There are interesting experiments that compare what happens if cafeteria food is eaten at any time, or a time restriction is imposed. In mice, eating the same calories and amount of fat, with temporary restriction, they practically do not gain weight. And this can be applied to humans, so we know that when we eat is just as important as what we eat. If you have a healthy diet, but eat it at the wrong time, it can have harmful effects on aging. Maintaining hourly intake schedules and limitations is allowing our clock to perform the function for which it was set, after millions of years of evolution. There are times when it is good to do something, and others when it is not. It’s not good to sleep during the day, your body doesn’t understand it; Your body tells you to sleep at night, which is when it’s your turn.

He said that the effect of calorie restriction for 12 or 14 hours will be seen quickly in some parameters. Which is it?

Blood pressure, cholesterol levels, glucose levels, muscle capacity to recover from exercise, heart capacity… You are more predisposed to being healthier. And we have seen in research that, although exercising is always positive, it has more benefits if it is done in the afternoon. If you can’t, it’s better to do it in the morning, but if you can choose, in the afternoon it is much more beneficial, more or less between six and eight in the afternoon.

The reason?

Because the clock of the heart and muscles, and their communication with other tissues, their coupling of functions, the muscle and liver or muscle and adipose tissue are better aligned at that time than in the morning.

If we keep the daily rhythms of sleep, wakefulness, meals, activity very stable and firm… will this make us age better?

The clock is disturbed with aging. But if throughout your life you do not keep your schedules and biological rhythms firm, you will accelerate this disturbance, the loss of the biological clock associated with age.

Taking shifts at work and changing schedules every week, to what extent does it age us?
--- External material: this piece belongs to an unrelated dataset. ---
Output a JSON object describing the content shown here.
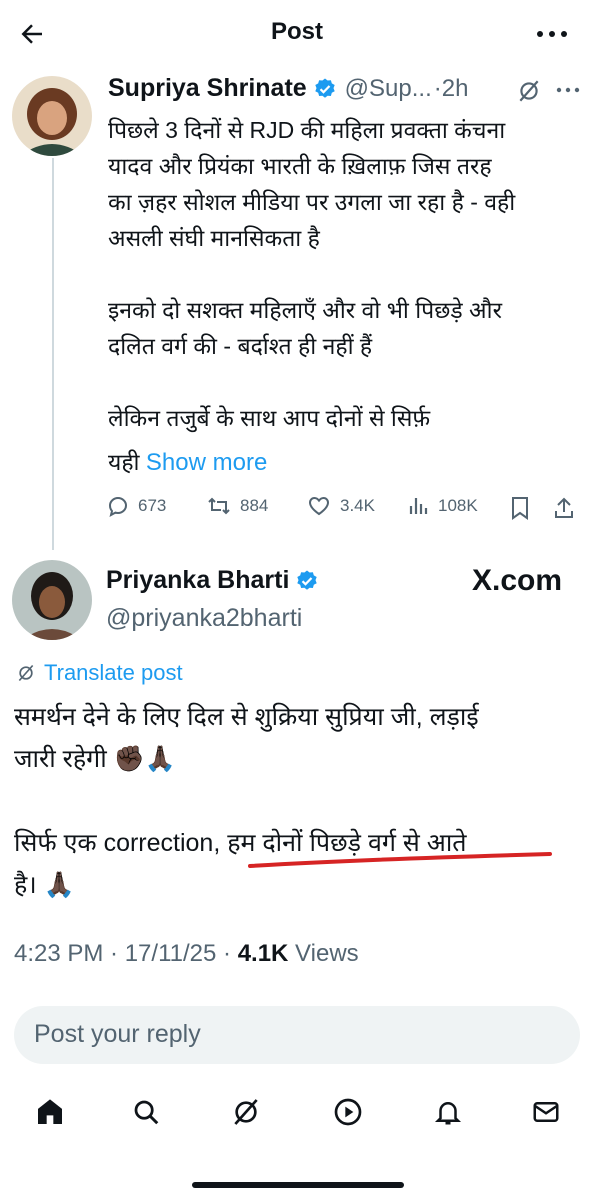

The problem is in people who have very changing schedules, health workers, pilots or airline personnel, factory workers… Mouse models confirm that changes in sleep and meal schedules generate more predisposition, metabolic problems, a higher incidence of breast cancer. breast and prostate, greater risk of heart attacks and strokes… But there are few people who maintain that rhythm of schedules for many years because it is unnatural, it cannot be maintained. If you work at night you will probably get hungry at night, and if you eat a snack from the vending machine at three in the morning your body is much less prepared to digest those bad fats at that time, rather than at noon. This causes more damage to accumulate in the body.
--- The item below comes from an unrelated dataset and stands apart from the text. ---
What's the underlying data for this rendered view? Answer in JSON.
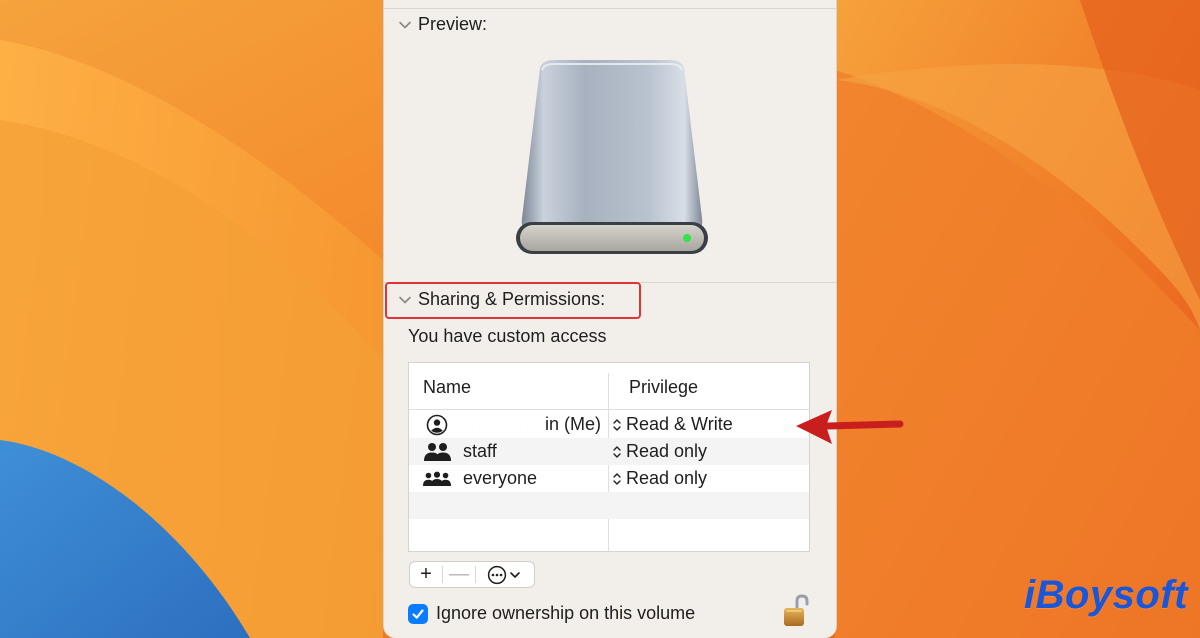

All these findings on circadian rhythms and age have already been published. What practical application do they have in anti-aging medicine? For what purpose are your department’s investigations carried out?

The circadian rhythm and its functions are altered during aging. This prevents our organs from doing their job when it is time to do it and also loses synchronization between organs that have to work in a coordinated manner (such as those of the digestive tract). It would be very interesting to be able to identify therapies that keep our clock working properly and synchronized. However, before we could develop these therapies we had to understand how exactly the clock is altered during aging. We now know that the molecular machinery responsible for setting and maintaining the clock is not actually affected during aging, but rather it is the synchronization of clocks between different organs that changes most significantly as we get older. So now it’s about finding ways to maintain that synchronization. Studies in different animal research models show that if we keep the clock well synchronized, this allows us to delay many of the problems associated with aging. Therefore, we believe that these new therapies could be useful in the treatment of these pathologies.